En este paseo alcancé a conocer cuán poderosa es la mirada del señor sobre su esclavo; pero, al mismo tiempo, ¡cuán caro se compra todo este poderío! Los negros, trémulos al aspecto de su amo, redoblaban en nuestra presencia su actividad y sus esfuerzos; mas ¡oh, y qué de odio no se encubría bajo aquel temor!

De condición irascible, estaba ya mi tío próximo a irritarse de que le faltara pretexto para ello, cuando Habibrah, su asiduo compañero, le hizo reparar en un negro que, rendido de cansancio, dormía a la sombra de unas palmas. Mi tío corrió luego hacia aquel desgraciado, le despertó con aspereza y le mandó volver a su tarea sin demora. El negro se levantó asustado, y al levantarse dejó ver un rosal de Bengala, que mi tío cuidaba con esmero, y sobre el cual se había acostado por olvido. El delicado arbusto estaba perdido, y el dueño, ya irritado de la pereza, como él decía, del esclavo, se puso furioso con esta nueva vista. Frenético, tomó el látigo armado de correas con puntas de hierro, que llevaba siempre en sus paseos a la cintura, y alzó el brazo contra el infeliz negro, postrado de rodillas. No descargó, empero, el golpe; jamás podré olvidar aquel momento. Otra mano robusta detuvo de repente la mano del blanco, y un negro—el mismo que yo buscaba—, le dijo en francés:

—Castígame, pues acabo de ofenderte; pero no hagas daño a mi hermano, que tan sólo tocó a tu rosal.

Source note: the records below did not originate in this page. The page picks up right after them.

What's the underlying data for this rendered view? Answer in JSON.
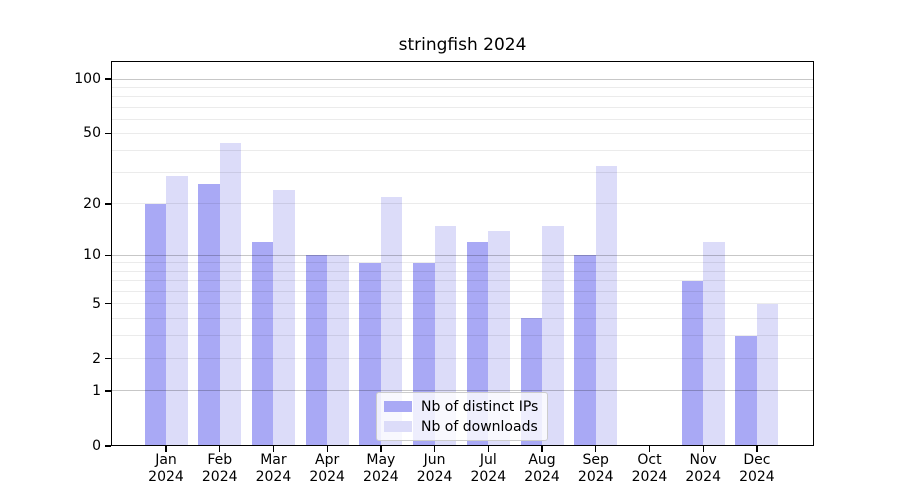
{
  "chart_data": {
    "type": "bar",
    "title": "stringfish 2024",
    "categories": [
      "Jan",
      "Feb",
      "Mar",
      "Apr",
      "May",
      "Jun",
      "Jul",
      "Aug",
      "Sep",
      "Oct",
      "Nov",
      "Dec"
    ],
    "year_label": "2024",
    "series": [
      {
        "name": "Nb of distinct IPs",
        "color": "#a9a9f5",
        "values": [
          20,
          26,
          12,
          10,
          9,
          9,
          12,
          4,
          10,
          0,
          7,
          3
        ]
      },
      {
        "name": "Nb of downloads",
        "color": "#dcdcf9",
        "values": [
          29,
          44,
          24,
          10,
          22,
          15,
          14,
          15,
          33,
          0,
          12,
          5
        ]
      }
    ],
    "xlabel": "",
    "ylabel": "",
    "yscale": "log1p",
    "ylim": [
      0,
      126
    ],
    "y_ticks": [
      0,
      1,
      2,
      5,
      10,
      20,
      50,
      100
    ],
    "y_major_gridlines": [
      1,
      10,
      100
    ],
    "y_minor_gridlines": [
      2,
      3,
      4,
      5,
      6,
      7,
      8,
      9,
      20,
      30,
      40,
      50,
      60,
      70,
      80,
      90
    ],
    "grid": true,
    "legend_position": "lower center"
  }
}
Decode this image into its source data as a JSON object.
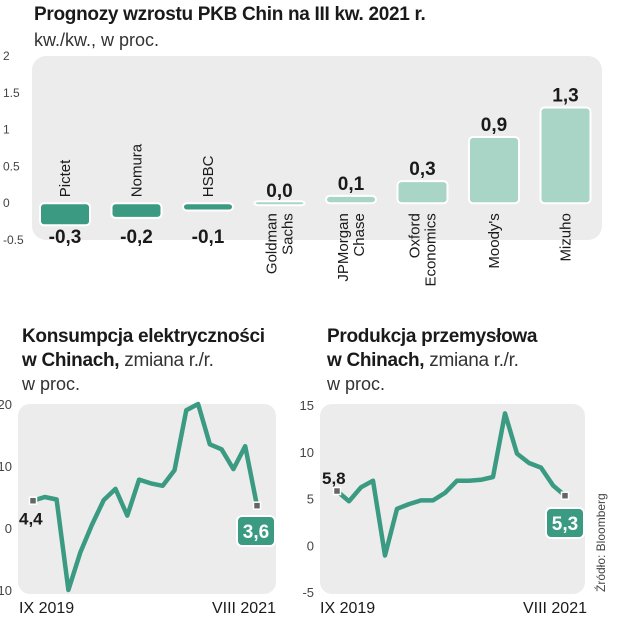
{
  "chart_data": [
    {
      "type": "bar",
      "title": "Prognozy wzrostu PKB Chin na III kw. 2021 r.",
      "unit_label": "kw./kw., w proc.",
      "categories": [
        "Pictet",
        "Nomura",
        "HSBC",
        "Goldman Sachs",
        "JPMorgan Chase",
        "Oxford Economics",
        "Moody's",
        "Mizuho"
      ],
      "category_lines": [
        [
          "Pictet"
        ],
        [
          "Nomura"
        ],
        [
          "HSBC"
        ],
        [
          "Goldman",
          "Sachs"
        ],
        [
          "JPMorgan",
          "Chase"
        ],
        [
          "Oxford",
          "Economics"
        ],
        [
          "Moody's"
        ],
        [
          "Mizuho"
        ]
      ],
      "values": [
        -0.3,
        -0.2,
        -0.1,
        0.0,
        0.1,
        0.3,
        0.9,
        1.3
      ],
      "value_labels": [
        "-0,3",
        "-0,2",
        "-0,1",
        "0,0",
        "0,1",
        "0,3",
        "0,9",
        "1,3"
      ],
      "ylim": [
        -0.5,
        2
      ],
      "yticks": [
        -0.5,
        0,
        0.5,
        1,
        1.5,
        2
      ],
      "ytick_labels": [
        "-0.5",
        "0",
        "0.5",
        "1",
        "1.5",
        "2"
      ],
      "negative_color": "#3a9a82",
      "positive_color": "#a8d5c6"
    },
    {
      "type": "line",
      "title_bold_line1": "Konsumpcja elektryczności",
      "title_bold_line2": "w Chinach,",
      "title_normal": "zmiana r./r.",
      "unit_label": "w proc.",
      "values": [
        4.4,
        5.0,
        4.6,
        -10.0,
        -4.0,
        0.5,
        4.5,
        6.3,
        2.0,
        7.8,
        7.2,
        6.8,
        9.3,
        19.0,
        20.0,
        13.5,
        12.7,
        9.5,
        13.2,
        3.6
      ],
      "start_label": "4,4",
      "end_label": "3,6",
      "x_start_label": "IX 2019",
      "x_end_label": "VIII 2021",
      "ylim": [
        -10,
        20
      ],
      "yticks": [
        -10,
        0,
        10,
        20
      ],
      "ytick_labels": [
        "-10",
        "0",
        "10",
        "20"
      ],
      "line_color": "#3a9a82"
    },
    {
      "type": "line",
      "title_bold_line1": "Produkcja przemysłowa",
      "title_bold_line2": "w Chinach,",
      "title_normal": "zmiana r./r.",
      "unit_label": "w proc.",
      "values": [
        5.8,
        4.7,
        6.2,
        6.9,
        -1.1,
        3.9,
        4.4,
        4.8,
        4.8,
        5.6,
        6.9,
        6.9,
        7.0,
        7.3,
        14.1,
        9.8,
        8.8,
        8.3,
        6.4,
        5.3
      ],
      "start_label": "5,8",
      "end_label": "5,3",
      "x_start_label": "IX 2019",
      "x_end_label": "VIII 2021",
      "ylim": [
        -5,
        15
      ],
      "yticks": [
        -5,
        0,
        5,
        10,
        15
      ],
      "ytick_labels": [
        "-5",
        "0",
        "5",
        "10",
        "15"
      ],
      "line_color": "#3a9a82"
    }
  ],
  "source": "Źródło: Bloomberg",
  "colors": {
    "panel": "#ececec",
    "accent": "#3a9a82",
    "accent_light": "#a8d5c6"
  }
}
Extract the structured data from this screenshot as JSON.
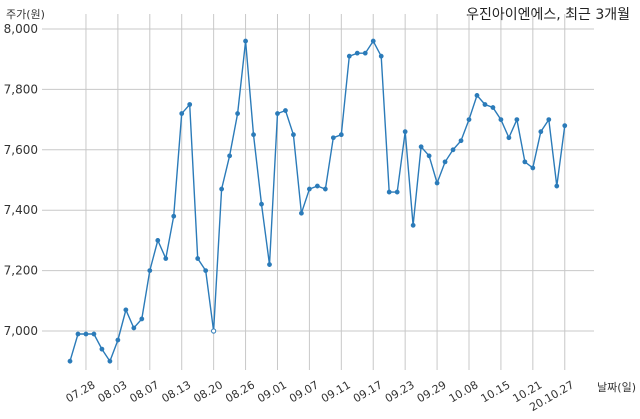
{
  "chart_data": {
    "type": "line",
    "title": "우진아이엔에스, 최근 3개월",
    "ylabel": "주가(원)",
    "xlabel": "날짜(일)",
    "ylim": [
      6860,
      8010
    ],
    "yticks": [
      7000,
      7200,
      7400,
      7600,
      7800,
      8000
    ],
    "ytick_labels": [
      "7,000",
      "7,200",
      "7,400",
      "7,600",
      "7,800",
      "8,000"
    ],
    "xtick_labels": [
      "07.28",
      "08.03",
      "08.07",
      "08.13",
      "08.20",
      "08.26",
      "09.01",
      "09.07",
      "09.11",
      "09.17",
      "09.23",
      "09.29",
      "10.08",
      "10.15",
      "10.21",
      "20.10.27"
    ],
    "xtick_index": [
      2,
      6,
      10,
      14,
      18,
      22,
      26,
      30,
      34,
      38,
      42,
      46,
      50,
      54,
      58,
      62
    ],
    "grid": true,
    "color": "#2b7bb9",
    "values": [
      6900,
      6990,
      6990,
      6990,
      6940,
      6900,
      6970,
      7070,
      7010,
      7040,
      7200,
      7300,
      7240,
      7380,
      7720,
      7750,
      7240,
      7200,
      7000,
      7470,
      7580,
      7720,
      7960,
      7650,
      7420,
      7220,
      7720,
      7730,
      7650,
      7390,
      7470,
      7480,
      7470,
      7640,
      7650,
      7910,
      7920,
      7920,
      7960,
      7910,
      7460,
      7460,
      7660,
      7350,
      7610,
      7580,
      7490,
      7560,
      7600,
      7630,
      7700,
      7780,
      7750,
      7740,
      7700,
      7640,
      7700,
      7560,
      7540,
      7660,
      7700,
      7480,
      7680
    ],
    "open_point_index": 18
  }
}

La intervención inesperada del hombre a quien debía yo la salvación de María, su gesto, sus miradas, el eco imperioso de su voz, me hirieron cual un rayo. Pero su generosa imprudencia, lejos de hacer avergonzarse a mi tío, sirvió tan solo de acrecentar su cólera y traspasarla del delincuente a su defensor. Exasperado, se soltó de brazos del negro gigante, y, colmándole de amenazas, alzó de nuevo el látigo para azotarle. Esta vez le arrancaron el látigo de la mano. El negro rompió el mango lleno de clavos como puede romperse una paja, y holló bajo sus pies aquel vil instrumento de venganza. Estaba yo inmóvil de sorpresa, y mi tío, de ira; era para él una cosa inaudita el ver su autoridad así menospreciada: los ojos estaban como prontos a saltar de su órbita, y los lívidos labios se estremecían con un movimiento convulsivo. El esclavo le contempló un instante con sosiego, y en seguida, alargando con dignidad una hoz que empuñaba en sus manos:

—Blanco—le dijo—, si deseas pegarme, toma siquiera esta hacha.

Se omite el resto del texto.